As we all start venturing back out to stores, restaurants, and other public places masks provide an effective barrier and limit the chances of infecting others. Studies continue to show that wearing a mask in public is the most effective means to prevent transmission.
One study published by the Proceedings of the National Academy of Sciences found that wearing a face mask prevented more than 78,000 infections in Italy between April 6 and May 9, and more than 66,000 infections in New York City between April 17 and May 9. If we all wear them together, we protect the entire community and dramatically reduce the risk of spreading coronavirus.
Taking a lesson from the Greatest Generation, perhaps a slogan would help? “It’s an Easy Ask – Wear a Mask.”
Listen to the health professionals who have spent years studying the spread of disease. Until there is a vaccine, mask-wearing is an effective tool to limit the spread of the virus and enable Americans to return to some semblance of normal life.
If you share in those goals, then you know what you must do. In a Public Place? Cover Your Face.
This virus is deadly, but we can’t let it kill Americans’ spirit of goodwill toward one another. Like before, now is the time to band together, to each do what we can to support the fight, to make sacrifices for the greater good, and in doing so contribute to victory and a return to our way of life.
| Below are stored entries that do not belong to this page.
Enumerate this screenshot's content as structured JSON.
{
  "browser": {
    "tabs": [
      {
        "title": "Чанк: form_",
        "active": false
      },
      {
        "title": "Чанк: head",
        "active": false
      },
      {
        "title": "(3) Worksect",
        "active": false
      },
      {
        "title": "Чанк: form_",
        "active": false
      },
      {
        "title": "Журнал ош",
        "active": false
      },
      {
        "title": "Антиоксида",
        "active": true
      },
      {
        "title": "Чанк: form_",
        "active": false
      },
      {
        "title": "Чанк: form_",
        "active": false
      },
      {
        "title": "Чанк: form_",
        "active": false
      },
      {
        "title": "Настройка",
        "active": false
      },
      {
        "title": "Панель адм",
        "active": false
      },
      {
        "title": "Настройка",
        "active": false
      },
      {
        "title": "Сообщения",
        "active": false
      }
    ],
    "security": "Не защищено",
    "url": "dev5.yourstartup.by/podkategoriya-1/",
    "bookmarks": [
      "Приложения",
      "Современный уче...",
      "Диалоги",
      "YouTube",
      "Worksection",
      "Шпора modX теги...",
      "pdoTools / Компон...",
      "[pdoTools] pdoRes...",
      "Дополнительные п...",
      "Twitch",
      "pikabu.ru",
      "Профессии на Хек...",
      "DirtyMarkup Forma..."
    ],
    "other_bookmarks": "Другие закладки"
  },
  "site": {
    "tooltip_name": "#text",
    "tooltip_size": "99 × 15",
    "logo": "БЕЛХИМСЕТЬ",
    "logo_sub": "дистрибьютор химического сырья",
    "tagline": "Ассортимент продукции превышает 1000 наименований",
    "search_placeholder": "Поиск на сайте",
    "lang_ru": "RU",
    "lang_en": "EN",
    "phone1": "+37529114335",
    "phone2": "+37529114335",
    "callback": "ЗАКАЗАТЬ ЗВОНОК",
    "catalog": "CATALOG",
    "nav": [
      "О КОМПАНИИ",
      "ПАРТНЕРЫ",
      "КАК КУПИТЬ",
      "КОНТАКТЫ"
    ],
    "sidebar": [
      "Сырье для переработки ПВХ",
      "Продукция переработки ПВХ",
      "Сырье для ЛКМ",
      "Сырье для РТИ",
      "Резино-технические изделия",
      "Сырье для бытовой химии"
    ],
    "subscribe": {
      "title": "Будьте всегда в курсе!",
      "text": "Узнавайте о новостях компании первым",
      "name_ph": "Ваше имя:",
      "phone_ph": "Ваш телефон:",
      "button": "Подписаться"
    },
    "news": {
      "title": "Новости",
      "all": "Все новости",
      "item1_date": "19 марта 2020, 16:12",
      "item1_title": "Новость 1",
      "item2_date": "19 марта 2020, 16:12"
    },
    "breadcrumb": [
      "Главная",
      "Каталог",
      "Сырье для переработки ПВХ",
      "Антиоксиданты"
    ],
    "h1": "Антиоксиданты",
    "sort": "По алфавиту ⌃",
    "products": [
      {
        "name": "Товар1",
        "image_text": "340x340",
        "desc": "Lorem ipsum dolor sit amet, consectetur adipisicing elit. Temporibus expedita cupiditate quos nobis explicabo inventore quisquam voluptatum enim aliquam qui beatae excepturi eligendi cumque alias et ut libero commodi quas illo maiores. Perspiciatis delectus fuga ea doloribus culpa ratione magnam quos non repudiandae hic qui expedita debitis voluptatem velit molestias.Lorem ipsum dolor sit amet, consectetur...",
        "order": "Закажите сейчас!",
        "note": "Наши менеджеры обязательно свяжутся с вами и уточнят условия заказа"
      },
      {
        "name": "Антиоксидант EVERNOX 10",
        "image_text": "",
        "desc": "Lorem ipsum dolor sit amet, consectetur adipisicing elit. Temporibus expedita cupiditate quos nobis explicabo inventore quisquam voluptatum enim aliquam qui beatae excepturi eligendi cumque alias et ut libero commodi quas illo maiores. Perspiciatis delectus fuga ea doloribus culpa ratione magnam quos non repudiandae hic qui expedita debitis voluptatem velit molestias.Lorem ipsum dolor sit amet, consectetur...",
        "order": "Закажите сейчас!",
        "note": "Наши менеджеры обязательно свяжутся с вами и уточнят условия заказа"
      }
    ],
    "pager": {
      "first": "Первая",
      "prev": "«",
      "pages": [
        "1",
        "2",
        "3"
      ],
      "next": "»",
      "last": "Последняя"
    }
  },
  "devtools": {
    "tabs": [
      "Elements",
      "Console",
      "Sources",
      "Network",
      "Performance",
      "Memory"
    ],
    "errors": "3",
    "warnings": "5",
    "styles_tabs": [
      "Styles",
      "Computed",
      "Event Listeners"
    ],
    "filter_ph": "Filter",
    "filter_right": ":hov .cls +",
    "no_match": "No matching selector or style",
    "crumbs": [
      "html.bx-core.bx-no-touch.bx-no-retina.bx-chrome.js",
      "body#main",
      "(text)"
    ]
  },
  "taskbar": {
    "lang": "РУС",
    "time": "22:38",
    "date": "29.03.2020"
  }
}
Choosing to wear a mask is not about fear, and it certainly should not reflect one’s politics.
If your choice is to be in public, then please think of those around you, including the retail employees who are working throughout this crisis. They deserve our thanks, our respect, and our courtesy. They also want life to return to normal. If you want that too, covering your face while shopping is the least you can do.
The simple act of wearing a mask or face covering shows the retailers and other businesses serving your community that you care about their employees’ health and yours—and that you want them to stay open! Now is not the time to let up on protocols that are keeping us all safe.